The Science Behind It: Metagenomics 101
“The Science Behind It” is an educational video series by Dr. Tuesday Simmons, science writer at Trace Genomics. It was created to illuminate the scientific foundations of soil microbiology that form the basis of Trace technology. At Trace Genomics, we help growers leverage the soil microbiome for better soil management decisions. If you’re interested in learning more about the basics of the soil microbiome, check out our video: Soil Microbiome 101. In this video, we’re going to take a closer look at how we figure out what microorganisms live in the soil.
Video Script:
If microorganisms are invisible to the naked eye, how do we know anything about them? Generally, there are 3 common ways to identify microbes living in a given environment. The first is microscopy – looking at microbes under a microscope. There are only a few different shapes that microbes can be, so most of them look identical under a microscope. Even if we use different types of stains to tell them apart, it would still be a long, laborious process to try and look at every microbe in a small soil sample, not to mention we can’t tell them apart anyway.
The second way involves growing the microbes in a lab. If we grow them on petri dishes, they have a lot more visibly different characteristics than the cell size and shape that we see under a microscope. We can also grow them on petri dishes that have different food sources or change colors when microbes use a certain type of metabolism, and that can help us tell them apart. However, the vast majority of microbes can’t be grown in a lab, in spite of a lot of effort by scientists. We sometimes call these organisms “microbial dark matter”.

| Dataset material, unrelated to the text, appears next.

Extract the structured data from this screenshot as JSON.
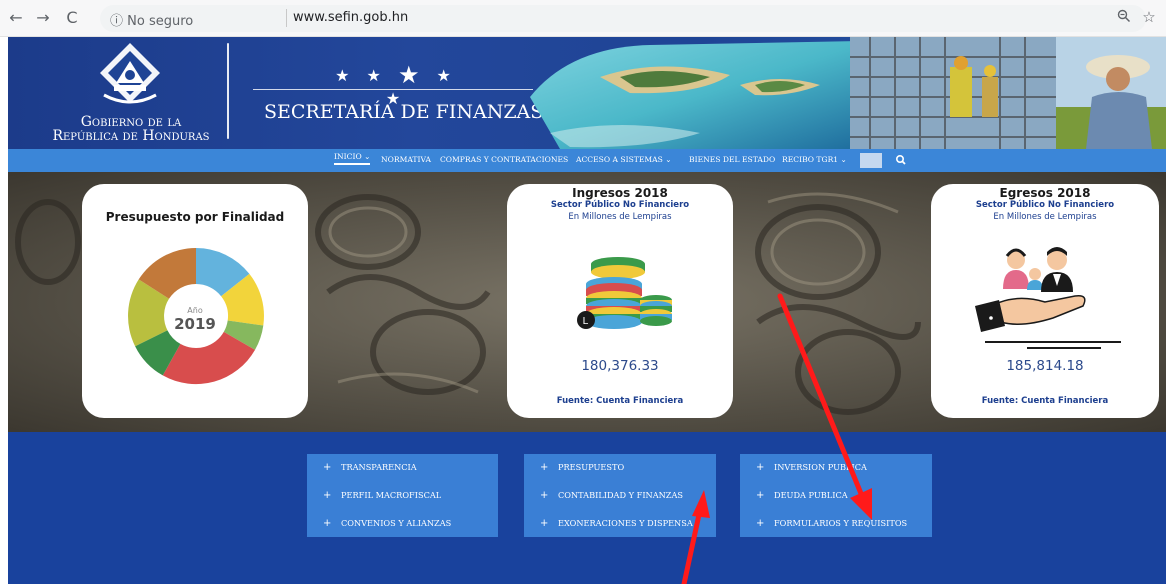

The third way (which has really illuminated the diversity of microbes in the soil) is by looking at different biomolecules as microbial fingerprints. There are 4 major types of biomolecules: carbohydrates, proteins, lipids (aka fats), and nucleic acids (which includes DNA). Some soil labs offer PLFA: phospholipid fatty acid analysis, which uses one type of biomolecule to get a picture of the microbial community. This works, but it’s like watching The Brady Bunch on a TV from the 60s with an antenna that needs adjusting – the resolution isn’t so great.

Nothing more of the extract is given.